Faster Prediction with TensorRT

Open In Colab Open In SageMaker Studio Lab

TensorRT, built on the NVIDIA CUDA® parallel programming model, enables us to optimize inference by leveraging libraries, development tools, and technologies in NVIDIA AI, autonomous machines, high-performance computing, and graphics. AutoGluon-MultiModal is now integrated with TensorRT via predictor.optimize_for_inference() interface. This tutorial demonstates how to leverage TensorRT in boosting inference speed, which would be helpful in increasing efficiency at deployment environment.

import os
import numpy as np
import time
import warnings
from IPython.display import clear_output
warnings.filterwarnings('ignore')
np.random.seed(123)

Install required packages

Since the tensorrt/onnx/onnxruntime-gpu packages are currently optional dependencies of autogluon.multimodal, we need to ensure these packages are correctly installed.

try:
    import tensorrt, onnx, onnxruntime
    print(f"tensorrt=={tensorrt.__version__}, onnx=={onnx.__version__}, onnxruntime=={onnxruntime.__version__}")
except ImportError:
    !pip install autogluon.multimodal[tests]
    !pip install -U "tensorrt>=10.0.0b0,<11.0"
    clear_output()

Dataset

For demonstration, we use a simplified and subsampled version of PetFinder dataset. The task is to predict the animals’ adoption rates based on their adoption profile information. In this simplified version, the adoption speed is grouped into two categories: 0 (slow) and 1 (fast).

To get started, let’s download and prepare the dataset.

download_dir = './ag_automm_tutorial'
zip_file = 'https://automl-mm-bench.s3.amazonaws.com/petfinder_for_tutorial.zip'
from autogluon.core.utils.loaders import load_zip
load_zip.unzip(zip_file, unzip_dir=download_dir)
Downloading ./ag_automm_tutorial/file.zip from https://automl-mm-bench.s3.amazonaws.com/petfinder_for_tutorial.zip...
100%|██████████| 18.8M/18.8M [00:00<00:00, 39.7MiB/s]

Next, we will load the CSV files.

import pandas as pd
dataset_path = download_dir + '/petfinder_for_tutorial'
train_data = pd.read_csv(f'{dataset_path}/train.csv', index_col=0)
test_data = pd.read_csv(f'{dataset_path}/test.csv', index_col=0)
label_col = 'AdoptionSpeed'

We need to expand the image paths to load them in training.

image_col = 'Images'
train_data[image_col] = train_data[image_col].apply(lambda ele: ele.split(';')[0]) # Use the first image for a quick tutorial
test_data[image_col] = test_data[image_col].apply(lambda ele: ele.split(';')[0])

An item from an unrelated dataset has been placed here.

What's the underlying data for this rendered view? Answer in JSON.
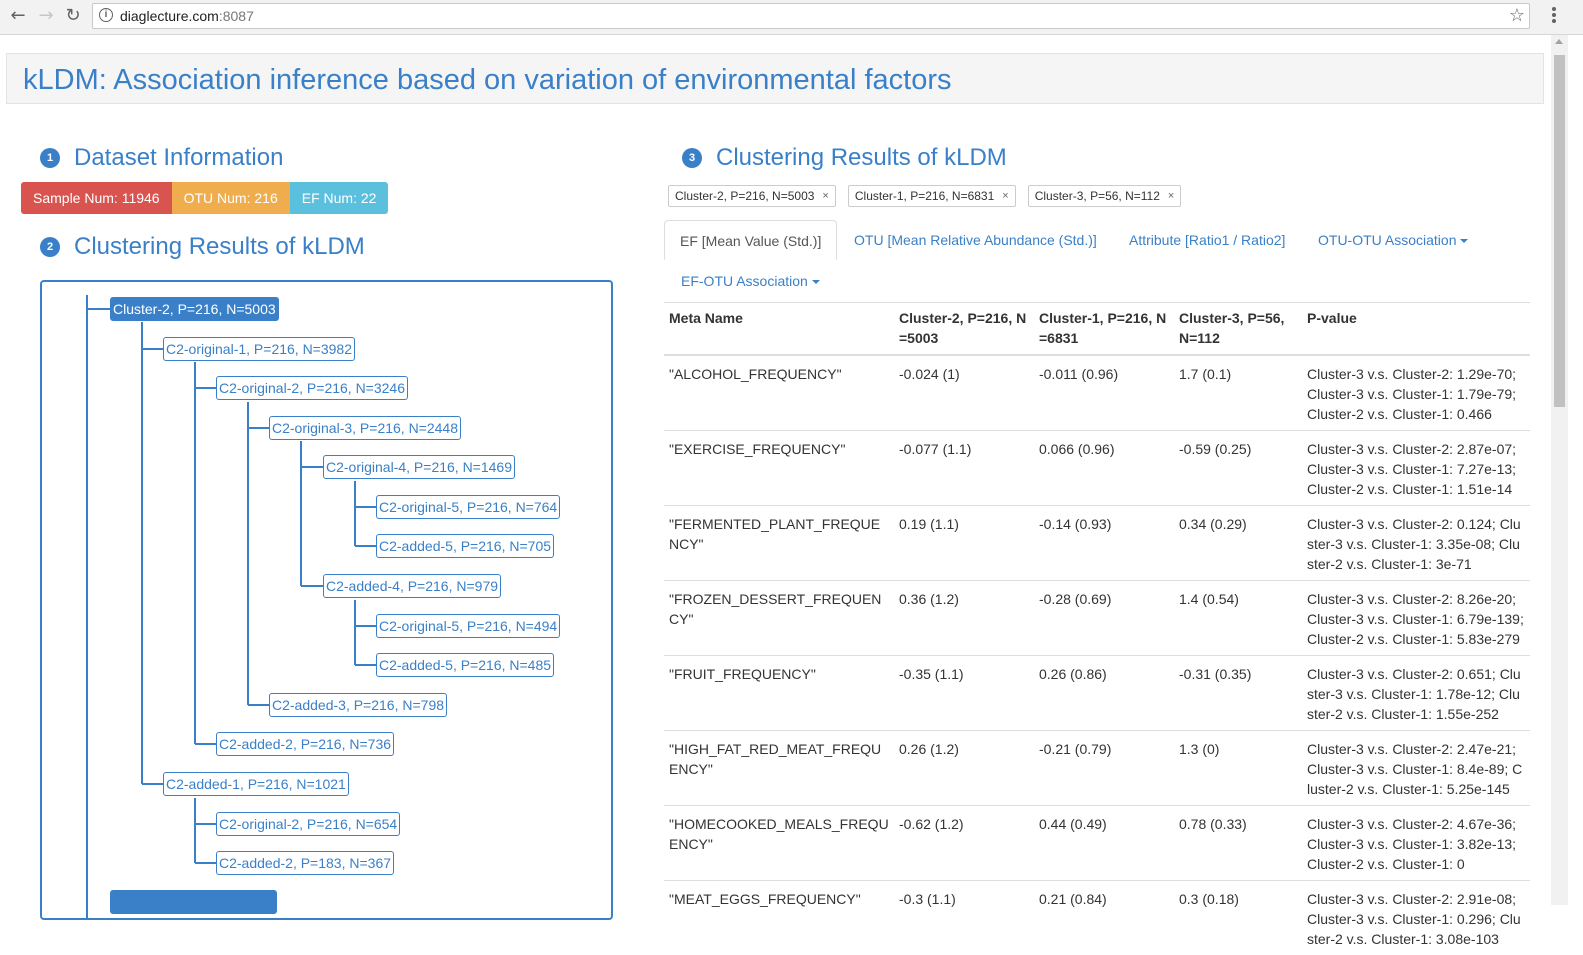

def path_expander(path, base_folder):
    path_l = path.split(';')
    return ';'.join([os.path.abspath(os.path.join(base_folder, path)) for path in path_l])

train_data[image_col] = train_data[image_col].apply(lambda ele: path_expander(ele, base_folder=dataset_path))
test_data[image_col] = test_data[image_col].apply(lambda ele: path_expander(ele, base_folder=dataset_path))

Each animal’s adoption profile includes pictures, a text description, and various tabular features such as age, breed, name, color, and more.

Training

Now let’s fit the predictor with the training data. Here we set a tight time budget for a quick demo.

from autogluon.multimodal import MultiModalPredictor
hyperparameters = {
    "optimization.max_epochs": 2,
    "model.names": ["numerical_mlp", "categorical_mlp", "timm_image", "hf_text", "fusion_mlp"],
    "model.timm_image.checkpoint_name": "mobilenetv3_small_100",
    "model.hf_text.checkpoint_name": "google/electra-small-discriminator",
    
}
predictor = MultiModalPredictor(label=label_col).fit(
    train_data=train_data,
    hyperparameters=hyperparameters,
    time_limit=120, # seconds
)

clear_output()

Under the hood, AutoMM automatically infers the problem type (classification or regression), detects the data modalities, selects the related models from the multimodal model pools, and trains the selected models. If multiple backbones are available, AutoMM appends a late-fusion model (MLP or transformer) on top of them.

Prediction with default PyTorch module

Given a multimodal dataframe without the label column, we can predict the labels.

Note that we would use a small sample of test data here for benchmarking. Later, we would evaluate over the whole test dataset to assess accuracy loss.

batch_size = 2
n_trails = 10
sample = test_data.head(batch_size)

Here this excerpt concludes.